When a woman loses a baby, there is understandably a time of grief that can last weeks, months or even years. However, there is a less talked about type of sadness or grief that a woman might experience - when breastfeeding doesn't go as planned. Although most women are able to breastfeed, there are a few women who cannot seem to bring in a full milk supply, have strong reactions during a nursing session such as in Dysphoric Milk Ejection Reflex, or who have to take medications or undergo chemotherapy when they had planned to be breastfeeding. As with all those who have lost children, my heart also goes out to you who are unable to breastfeed exclusively or at all.
Just the other day after hearing that a woman I know will probably not be able to breastfeed exclusively, I felt a wave of empathy for her and became teary eyed. Although I am sure she is thrilled to have a beautiful baby, I would imagine that she feels sad, wonders why she cannot seem to produce more milk for her nursling, and is mourning the loss of a dream. Breastfeeding my own children has been such a major part of my life for so many years now. It so special, and I want all women to have the experience of holding their little baby's hand while nursing or seeing the joy in a toddler's face when they catch a glimpse of their "nursies."
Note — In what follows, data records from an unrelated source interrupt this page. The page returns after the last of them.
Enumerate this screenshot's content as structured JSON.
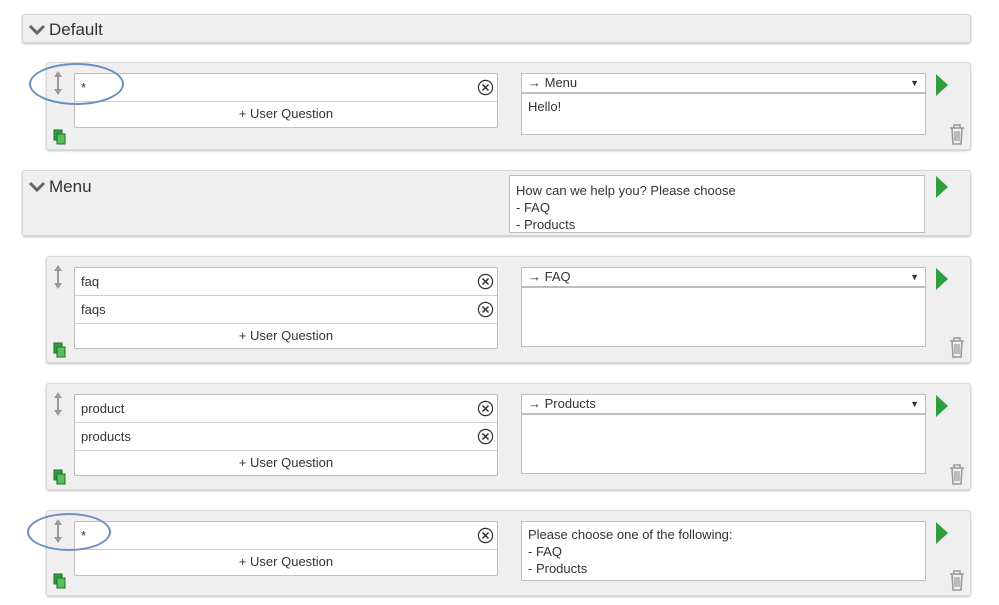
{
  "groups": [
    {
      "title": "Default"
    },
    {
      "title": "Menu",
      "response": "How can we help you? Please choose\n- FAQ\n- Products"
    }
  ],
  "add_question_label": "+ User Question",
  "rules": [
    {
      "questions": [
        "*"
      ],
      "target": "→ Menu",
      "response": "Hello!"
    },
    {
      "questions": [
        "faq",
        "faqs"
      ],
      "target": "→ FAQ",
      "response": ""
    },
    {
      "questions": [
        "product",
        "products"
      ],
      "target": "→ Products",
      "response": ""
    },
    {
      "questions": [
        "*"
      ],
      "target": "",
      "response": "Please choose one of the following:\n- FAQ\n- Products"
    }
  ],
  "colors": {
    "play": "#2e9e3e",
    "annotation": "#6b8fbf",
    "header_bg": "#efefef"
  }
}
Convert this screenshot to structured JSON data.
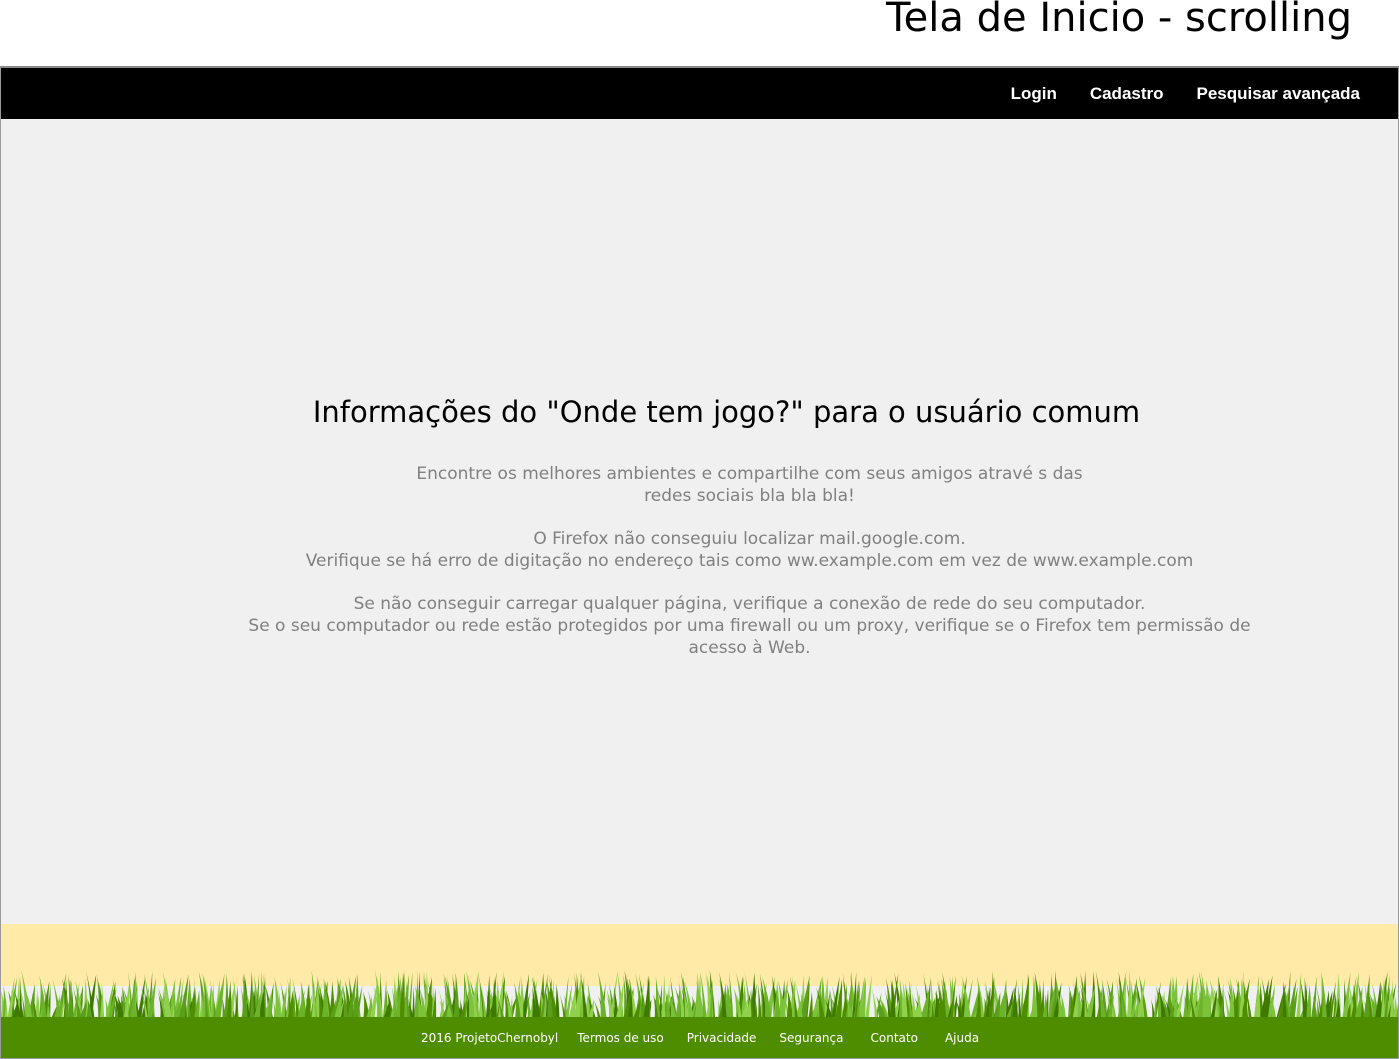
{
  "caption": "Tela de Inicio - scrolling",
  "navbar": {
    "links": [
      "Login",
      "Cadastro",
      "Pesquisar avançada"
    ]
  },
  "main": {
    "heading": "Informações do \"Onde tem jogo?\" para o usuário comum",
    "intro": [
      "Encontre os melhores ambientes e compartilhe com seus amigos atravé s das",
      "redes sociais bla bla bla!"
    ],
    "firefox_error": [
      "O Firefox não conseguiu localizar mail.google.com.",
      "Verifique se há erro de digitação no endereço tais como  ww.example.com em vez de  www.example.com"
    ],
    "network_hint": [
      "Se não conseguir carregar qualquer página, verifique a conexão de rede  do seu computador.",
      "Se o seu computador ou rede estão protegidos por uma firewall ou um proxy, verifique se o Firefox tem permissão de",
      "acesso à Web."
    ]
  },
  "footer": {
    "copyright": "2016 ProjetoChernobyl",
    "links": [
      "Termos de uso",
      "Privacidade",
      "Segurança",
      "Contato",
      "Ajuda"
    ]
  },
  "colors": {
    "navbar": "#000000",
    "content_bg": "#f0f0f0",
    "body_text": "#808080",
    "sky": "#ffeaa8",
    "grass": "#4f8d00"
  }
}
If you are unable to nurse exclusively, remember that every drop of breast milk you give to your sweet baby is liquid gold and will benefit him! Your baby is blessed to have you as his mother - that is something I find myself saying to nursing moms that I help and it is so true! Hold your baby in your arms while you feed him. Savor the times during the day when you do nurse him. Formula is like medicine; there are even some lactation consultants that suggest it be kept with the medicines on the maternity ward. Just like sometimes you need an antibiotic for a bacterial infection, formula is for those times when extra nursing sessions, pumping, possibly consuming herbal supplements and foods like oatmeal, and breast compressions do not increase your supply at all or enough. What a blessing it is to live at a time when we have access to this type of "medicine" so your baby can thrive. Remember that even if you are only able to provide just a small percentage of your baby's milk needs through breastfeeding, you are still a breastfeeding mom and you are doing a great job!
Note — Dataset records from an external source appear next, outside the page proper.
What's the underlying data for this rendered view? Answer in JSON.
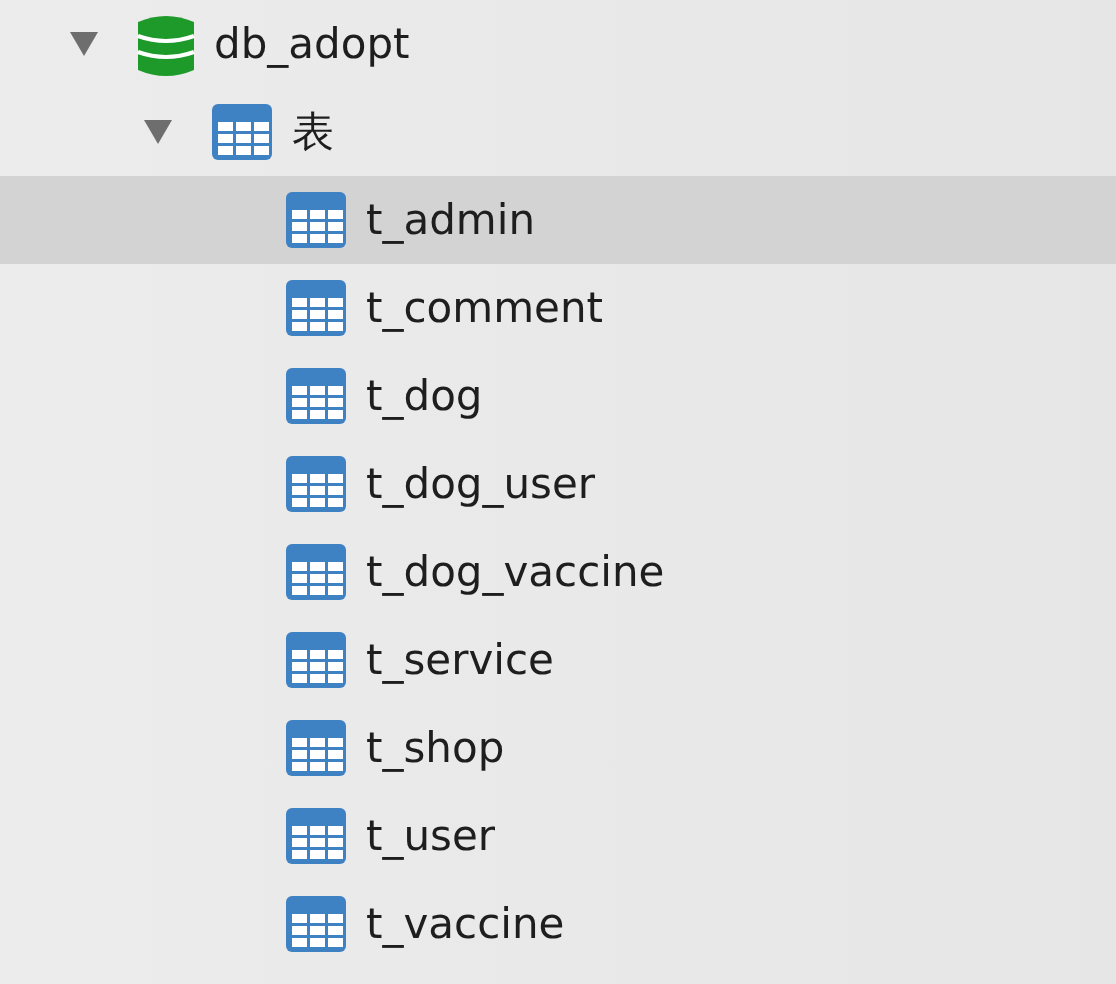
{
  "tree": [
    {
      "kind": "database",
      "label": "db_adopt",
      "expanded": true,
      "selected": false,
      "children": [
        {
          "kind": "table-group",
          "label": "表",
          "expanded": true,
          "selected": false,
          "children": [
            {
              "kind": "table",
              "label": "t_admin",
              "selected": true
            },
            {
              "kind": "table",
              "label": "t_comment",
              "selected": false
            },
            {
              "kind": "table",
              "label": "t_dog",
              "selected": false
            },
            {
              "kind": "table",
              "label": "t_dog_user",
              "selected": false
            },
            {
              "kind": "table",
              "label": "t_dog_vaccine",
              "selected": false
            },
            {
              "kind": "table",
              "label": "t_service",
              "selected": false
            },
            {
              "kind": "table",
              "label": "t_shop",
              "selected": false
            },
            {
              "kind": "table",
              "label": "t_user",
              "selected": false
            },
            {
              "kind": "table",
              "label": "t_vaccine",
              "selected": false
            }
          ]
        }
      ]
    }
  ]
}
To those who desire to breastfeed but are unable to or for those for whom breastfeeding is contraindicated...this is another situation where "medicine" is in order, just more of it. Just like a type 1 diabetic who can no longer produce any insulin on her own needs to take regular shots or use an insulin pump, your baby requires the live saving medicine called formula. Be gentle with yourself! Hold your baby in a nursing position while feeding him. Be sensitive to his needs and snuggle him often. You are doing your best and God knows what is your heart - wanting the best for your child!